Comment justifier des investissements pareils pour rendre l’internet 3D, synchrone, persistant et immersif, s’il n’y a pas ou peu de demande finale ? La logique guidée par l’Histoire serait plutôt plus modestement de partir des contraintes matérielles actuelles et essayer de construire une application réellement attractive, la « killer app » qui tout en allant dans la direction du Metaverse, ne le cherchera pas comme pré-requis. C’est la leçon de l’autoroute de l’information des années 90: il faut viser l’application plutôt que le concept et celle-ci doit épouser les contraintes de l’époque.

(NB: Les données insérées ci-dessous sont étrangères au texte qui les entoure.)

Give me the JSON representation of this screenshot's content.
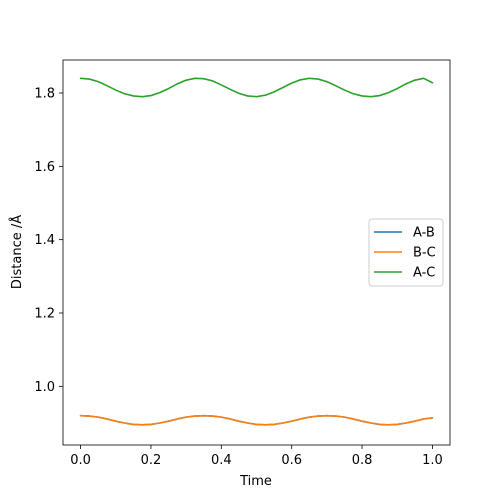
{
  "chart_data": {
    "type": "line",
    "xlabel": "Time",
    "ylabel": "Distance /Å",
    "xlim": [
      -0.05,
      1.05
    ],
    "ylim": [
      0.84,
      1.89
    ],
    "xticks": [
      0.0,
      0.2,
      0.4,
      0.6,
      0.8,
      1.0
    ],
    "xtick_labels": [
      "0.0",
      "0.2",
      "0.4",
      "0.6",
      "0.8",
      "1.0"
    ],
    "yticks": [
      1.0,
      1.2,
      1.4,
      1.6,
      1.8
    ],
    "ytick_labels": [
      "1.0",
      "1.2",
      "1.4",
      "1.6",
      "1.8"
    ],
    "grid": false,
    "legend_position": "right",
    "x": [
      0.0,
      0.025,
      0.05,
      0.075,
      0.1,
      0.125,
      0.15,
      0.175,
      0.2,
      0.225,
      0.25,
      0.275,
      0.3,
      0.325,
      0.35,
      0.375,
      0.4,
      0.425,
      0.45,
      0.475,
      0.5,
      0.525,
      0.55,
      0.575,
      0.6,
      0.625,
      0.65,
      0.675,
      0.7,
      0.725,
      0.75,
      0.775,
      0.8,
      0.825,
      0.85,
      0.875,
      0.9,
      0.925,
      0.95,
      0.975,
      1.0
    ],
    "series": [
      {
        "name": "A-B",
        "color": "#1f77b4",
        "values": [
          0.92,
          0.919,
          0.916,
          0.911,
          0.905,
          0.9,
          0.896,
          0.895,
          0.896,
          0.9,
          0.905,
          0.911,
          0.916,
          0.919,
          0.92,
          0.919,
          0.916,
          0.911,
          0.905,
          0.9,
          0.896,
          0.895,
          0.896,
          0.9,
          0.905,
          0.911,
          0.916,
          0.919,
          0.92,
          0.919,
          0.916,
          0.911,
          0.905,
          0.9,
          0.896,
          0.895,
          0.896,
          0.9,
          0.905,
          0.911,
          0.914
        ]
      },
      {
        "name": "B-C",
        "color": "#ff7f0e",
        "values": [
          0.92,
          0.919,
          0.916,
          0.911,
          0.905,
          0.9,
          0.896,
          0.895,
          0.896,
          0.9,
          0.905,
          0.911,
          0.916,
          0.919,
          0.92,
          0.919,
          0.916,
          0.911,
          0.905,
          0.9,
          0.896,
          0.895,
          0.896,
          0.9,
          0.905,
          0.911,
          0.916,
          0.919,
          0.92,
          0.919,
          0.916,
          0.911,
          0.905,
          0.9,
          0.896,
          0.895,
          0.896,
          0.9,
          0.905,
          0.911,
          0.914
        ]
      },
      {
        "name": "A-C",
        "color": "#2ca02c",
        "values": [
          1.84,
          1.838,
          1.831,
          1.82,
          1.808,
          1.798,
          1.792,
          1.79,
          1.793,
          1.801,
          1.812,
          1.825,
          1.835,
          1.84,
          1.839,
          1.833,
          1.822,
          1.81,
          1.799,
          1.792,
          1.79,
          1.794,
          1.803,
          1.815,
          1.827,
          1.836,
          1.84,
          1.838,
          1.831,
          1.82,
          1.808,
          1.798,
          1.792,
          1.79,
          1.793,
          1.801,
          1.812,
          1.825,
          1.835,
          1.84,
          1.828
        ]
      }
    ]
  }
}
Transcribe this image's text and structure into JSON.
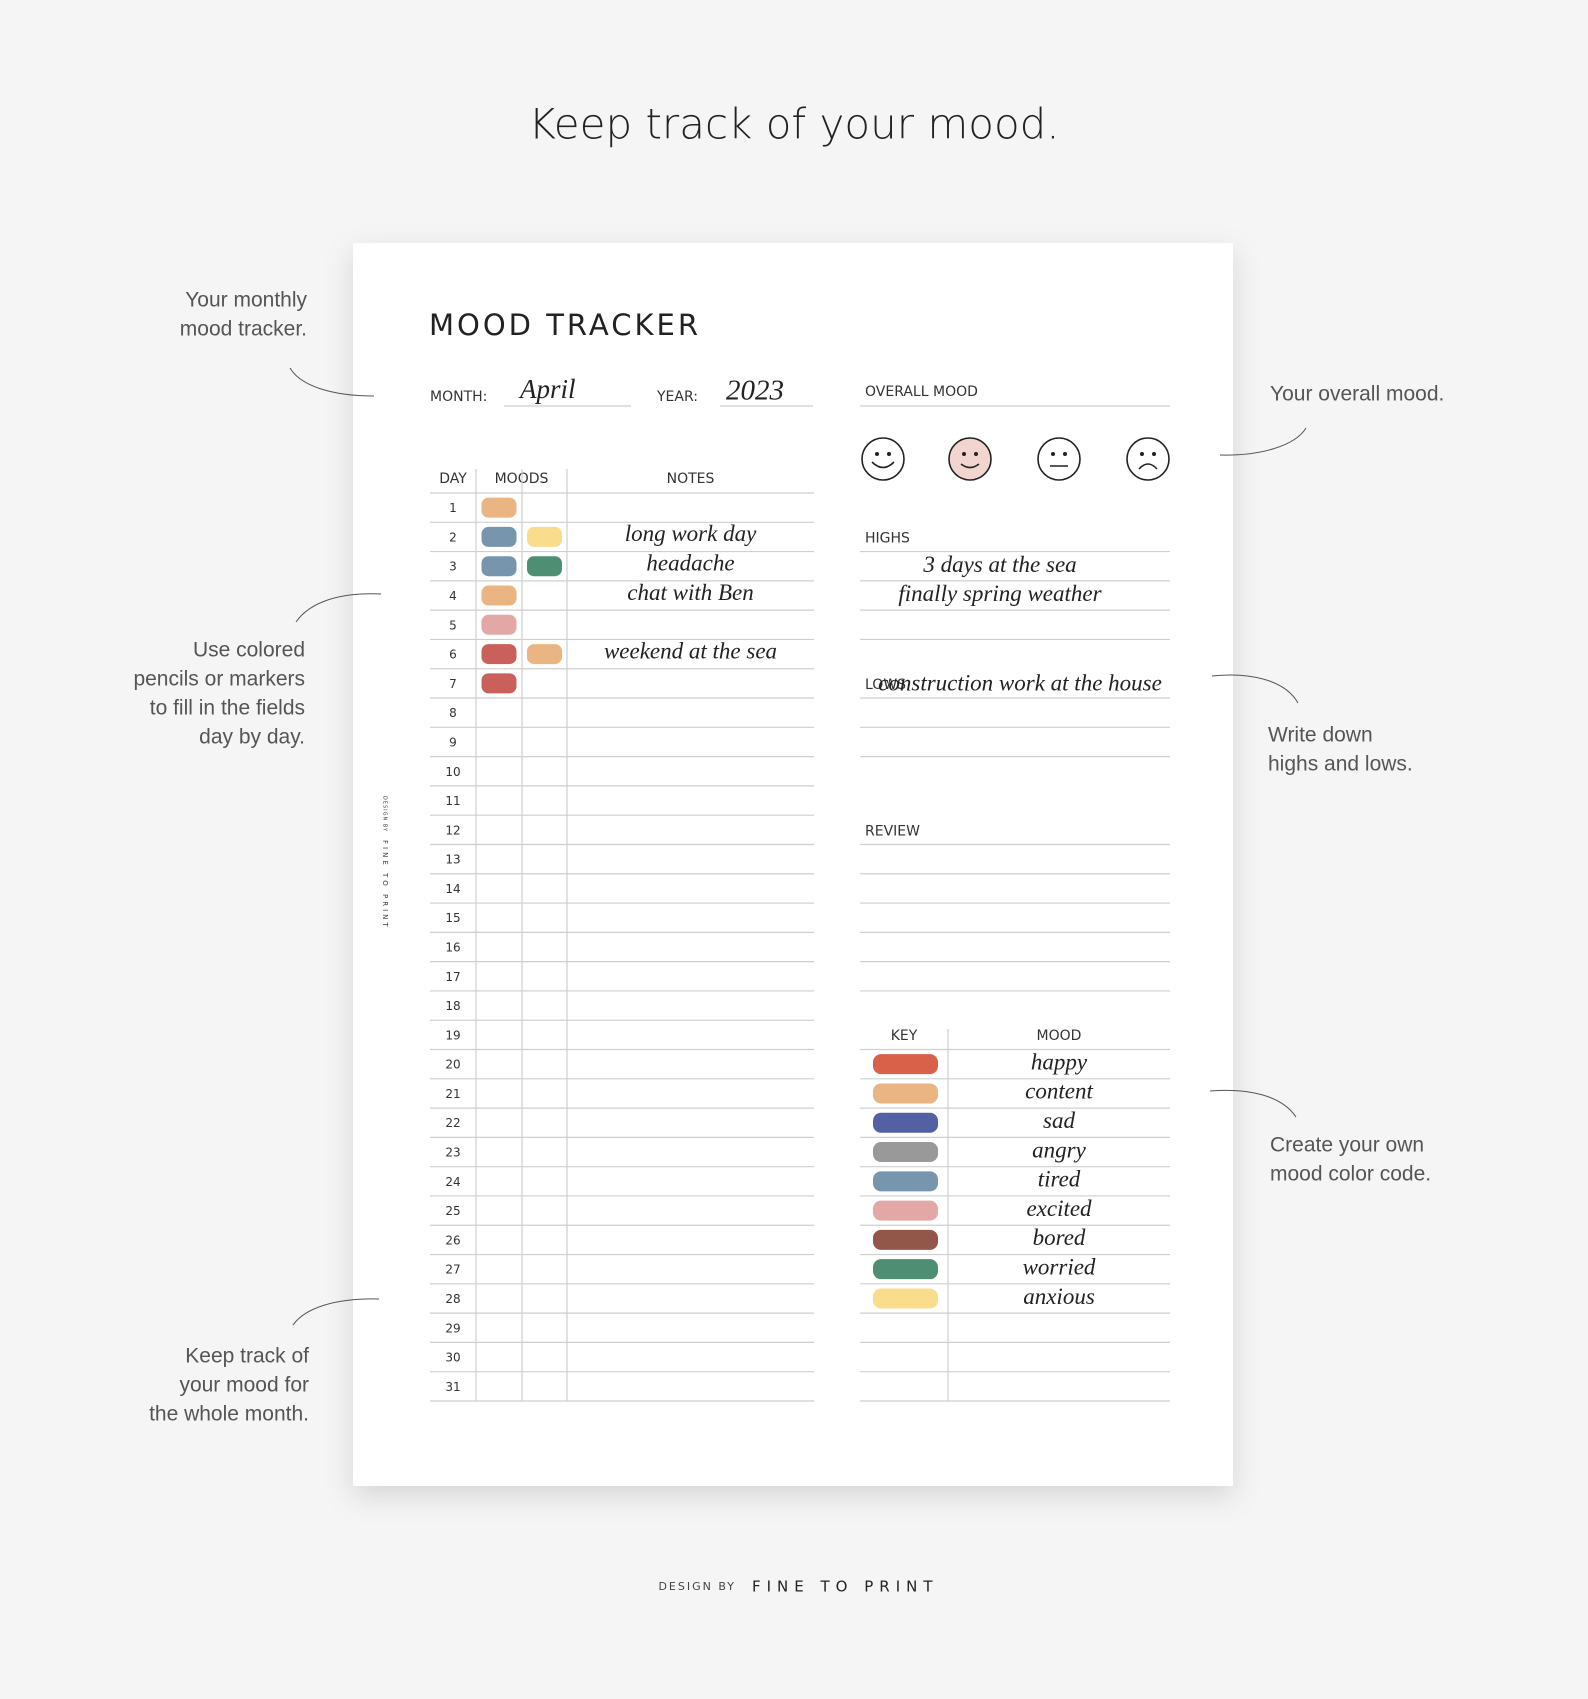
{
  "header": {
    "title": "Keep track of your mood."
  },
  "annotations": [
    {
      "lines": [
        "Your monthly",
        "mood tracker."
      ]
    },
    {
      "lines": [
        "Use colored",
        "pencils or markers",
        "to fill in the fields",
        "day by day."
      ]
    },
    {
      "lines": [
        "Keep track of",
        "your mood for",
        "the whole month."
      ]
    },
    {
      "lines": [
        "Your overall mood."
      ]
    },
    {
      "lines": [
        "Write down",
        "highs and lows."
      ]
    },
    {
      "lines": [
        "Create your own",
        "mood color code."
      ]
    }
  ],
  "sheet": {
    "title": "MOOD TRACKER",
    "month_label": "MONTH:",
    "month": "April",
    "year_label": "YEAR:",
    "year": "2023",
    "side_credit": {
      "prefix": "DESIGN BY",
      "name": "FINE TO PRINT"
    },
    "table": {
      "headers": [
        "DAY",
        "MOODS",
        "NOTES"
      ],
      "rows": [
        {
          "day": "1",
          "moods": [
            "#ebb483"
          ]
        },
        {
          "day": "2",
          "moods": [
            "#7796ae",
            "#f9dc8c"
          ],
          "note": "long work day"
        },
        {
          "day": "3",
          "moods": [
            "#7796ae",
            "#4e8f73"
          ],
          "note": "headache"
        },
        {
          "day": "4",
          "moods": [
            "#ebb483"
          ],
          "note": "chat with Ben"
        },
        {
          "day": "5",
          "moods": [
            "#e3a8a6"
          ]
        },
        {
          "day": "6",
          "moods": [
            "#c9615a",
            "#ebb483"
          ],
          "note": "weekend at the sea"
        },
        {
          "day": "7",
          "moods": [
            "#c9615a"
          ]
        },
        {
          "day": "8"
        },
        {
          "day": "9"
        },
        {
          "day": "10"
        },
        {
          "day": "11"
        },
        {
          "day": "12"
        },
        {
          "day": "13"
        },
        {
          "day": "14"
        },
        {
          "day": "15"
        },
        {
          "day": "16"
        },
        {
          "day": "17"
        },
        {
          "day": "18"
        },
        {
          "day": "19"
        },
        {
          "day": "20"
        },
        {
          "day": "21"
        },
        {
          "day": "22"
        },
        {
          "day": "23"
        },
        {
          "day": "24"
        },
        {
          "day": "25"
        },
        {
          "day": "26"
        },
        {
          "day": "27"
        },
        {
          "day": "28"
        },
        {
          "day": "29"
        },
        {
          "day": "30"
        },
        {
          "day": "31"
        }
      ]
    },
    "overall_mood": {
      "label": "OVERALL MOOD",
      "selected": 1,
      "selected_color": "#f3d5cf"
    },
    "highs": {
      "label": "HIGHS",
      "entries": [
        "3 days at the sea",
        "finally spring weather"
      ]
    },
    "lows": {
      "label": "LOWS",
      "entries": [
        "construction work at the house"
      ]
    },
    "review": {
      "label": "REVIEW"
    },
    "key": {
      "headers": [
        "KEY",
        "MOOD"
      ],
      "items": [
        {
          "color": "#d9614a",
          "mood": "happy"
        },
        {
          "color": "#ebb483",
          "mood": "content"
        },
        {
          "color": "#5360a3",
          "mood": "sad"
        },
        {
          "color": "#999999",
          "mood": "angry"
        },
        {
          "color": "#7796ae",
          "mood": "tired"
        },
        {
          "color": "#e3a8a6",
          "mood": "excited"
        },
        {
          "color": "#93574a",
          "mood": "bored"
        },
        {
          "color": "#4e8f73",
          "mood": "worried"
        },
        {
          "color": "#f9dc8c",
          "mood": "anxious"
        }
      ]
    }
  },
  "footer": {
    "prefix": "DESIGN BY",
    "name": "FINE TO PRINT"
  }
}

La comparaison entre les deux époques s’arrête là, même si elle a été entretenue par la communication brutale et candide de Mark Zuckerberg: en changeant le nom de sa société en Meta et promettant d’investir dans le Metaverse, quoi qu’il en coûte, il a immédiatement rappelé la folie de la fin des années 2000. Le moins qu’on puisse dire est qu’il n’a pas convaincu les investisseurs. Le cours de Meta était à $315 lors de l’annonce, le 28 octobre 2021. Un a plus tard, il est à $ 90. Même si d’autres raisons expliquent aussi le désintérêt pour l’ancien Facebook, le Metaverse est de ce fait enterré avant l’heure avec Meta. La presse est ravie de pouvoir prendre sa revanche sur le réseau social qui lui a pris son audience. Fortune, le 7 octobre 2022:
Le Metaverse est en difficulté, même parmi ses propres créateurs.
Horizon Worlds, le réseau social VR de Meta, est impopulaire auprès des employés et connaît de sérieux problèmes de qualité, selon un mémo interne de l'entreprise, rapporte The Verge.
Le mois dernier, le nouveau vice-président du métavers, Vishal Shah, qui a remplacé Vivek Sharma, a supplié les employés de prendre le temps de "tomber amoureux" d'Horizon Worlds, suite à un autre message détaillant un certain nombre de problèmes liés au produit.
Cependant, la stratégie poursuivie par Mark Zuckerberg est bien différente de celle des opérateurs de télécommunications des années 90. Ceux-ci cherchaient à créer les infrastructures de haut débit, pensant que les usages suivraient. Les plus avant-gardistes (TCI, Comcast, Cox communications) se sont associés pour proposer un service internet à haut débit (@home) mais qui a périclité faute d’applications: le streaming n’était pas encore au point. Meta joue sur les deux tableaux: infrastructure du Metaverse et applications, les deux étant censées se renforcer mutuellement. Mark Zuckerberg a appris la leçon de l’autoroute de l’information et ne veut pas tomber dans le piège d’une infrastructure sans débouchés.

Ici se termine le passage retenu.